I myself am at home writing and listening to Etta James: if you don't know who she is, please do yourself a favor and give her a listen because it doesn't get much better than her voice! "I want a Sunday kind of love…a love to last past Saturday night…" I think we all do but some of those "Saturday night "loves" can be fun too What I love about Sunday's is that they're like a "get out of jail" free card way to start the week for many of us! We tend to do more of what we enjoy and less of the stuff we have to do! For me, Sundays always end with my "everyday love", a big bowl of popcorn and a movie or some great cable TV! I also love to take the time to do some maintenance: heavy-duty hair conditioner, body scrubs with dry brushing, baths with so many products propped around the edge of the tub that I must look like an ad for "plastic bottles…" It's not easy being glam but if you DO certain things on a regular daily, weekly or even monthly basis! You find that things tend to last longer and stay sweeter than if you simply go into combat-attack mode in your beauty routines!
I do have a great long-time Derma-Doc locally and without him, I'd be a mess…seriously. There is nothing you can hide from those magnifying mirrors! Even if you have perfect skin, it's always a great idea to visit one every so often to insure that it stays that way! I don't think there's anything that changes faster (besides Meg's zip code) than our skin! I would LOVE to visit our friend Dr. Kenet's office in NYC because as Meg and I both have mentioned before,he's responsible for keeping some of the most gorgeous faces in the world camera-ready at all times! I am literally in LOVE with his "24K Gold Serum" NOT because of the luxury price tag, but because it's absolutely the best under makeup,skin-perfector and soother I've ever tried! The good Dr. has literally managed to capture the essence of glowing, illuminated skin in a simple bottle and I am forever grateful…
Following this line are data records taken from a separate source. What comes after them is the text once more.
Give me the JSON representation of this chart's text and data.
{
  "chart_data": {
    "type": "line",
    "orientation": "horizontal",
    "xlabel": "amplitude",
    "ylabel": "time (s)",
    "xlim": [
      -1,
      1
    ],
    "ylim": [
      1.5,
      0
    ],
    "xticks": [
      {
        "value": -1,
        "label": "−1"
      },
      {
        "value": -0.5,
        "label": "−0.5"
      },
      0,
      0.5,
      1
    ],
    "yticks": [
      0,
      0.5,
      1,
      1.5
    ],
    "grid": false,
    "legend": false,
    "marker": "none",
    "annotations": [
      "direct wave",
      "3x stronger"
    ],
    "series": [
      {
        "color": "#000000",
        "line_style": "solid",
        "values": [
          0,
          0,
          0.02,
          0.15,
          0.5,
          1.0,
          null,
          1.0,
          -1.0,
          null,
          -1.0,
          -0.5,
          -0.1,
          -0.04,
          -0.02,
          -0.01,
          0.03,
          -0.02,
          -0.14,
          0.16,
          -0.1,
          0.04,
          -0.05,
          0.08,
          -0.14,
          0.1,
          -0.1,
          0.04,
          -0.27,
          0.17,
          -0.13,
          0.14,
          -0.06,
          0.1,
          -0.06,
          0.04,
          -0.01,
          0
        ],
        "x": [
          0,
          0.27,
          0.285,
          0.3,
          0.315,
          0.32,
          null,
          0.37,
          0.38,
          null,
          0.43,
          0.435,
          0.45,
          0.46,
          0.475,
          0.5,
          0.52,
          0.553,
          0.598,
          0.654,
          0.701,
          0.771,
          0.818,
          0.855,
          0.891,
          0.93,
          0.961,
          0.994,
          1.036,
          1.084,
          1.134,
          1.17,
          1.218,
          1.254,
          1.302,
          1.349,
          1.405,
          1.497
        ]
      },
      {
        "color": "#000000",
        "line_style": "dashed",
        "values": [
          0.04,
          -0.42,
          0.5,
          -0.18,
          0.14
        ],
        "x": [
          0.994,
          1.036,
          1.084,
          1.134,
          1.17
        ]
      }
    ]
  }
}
Dr. Kenet's brilliantly edited line of products give you exactly what you "need" for beautiful skin and my second-favorite product in his line is well within anyone's budget! Kenet MD "pH Polisher" is an absolutely gorgeous skin "buffer" that's intended to be used on Sunday as part of his weekly- routine. It's included in the skincare kits recently described by Meg but it's also available as a single product. Presented in a clean plastic bottle with a flip lid (and I truly appreciate that the high- quality really IS inside the packaging with Dr. Kenet's products) this "polisher" is like no other exfoliator I've used! Instead of little bits of "rough stuff" that grind away at the surface of your skin, pH Polisher is formulated with a non-irritating and non-cloggng BEESWAX blend and when you apply to damp skin, it gently "buffs" rather than grinds at your pretty-pores! I adore the light scent of honey and almond and I don't know how it does such an incredible job of smoothing the skin without being invasive in the slightest but it DOES! After rinsing off the light foam, you'll be left with glowing and gorgeous skin you can see the difference in immediately!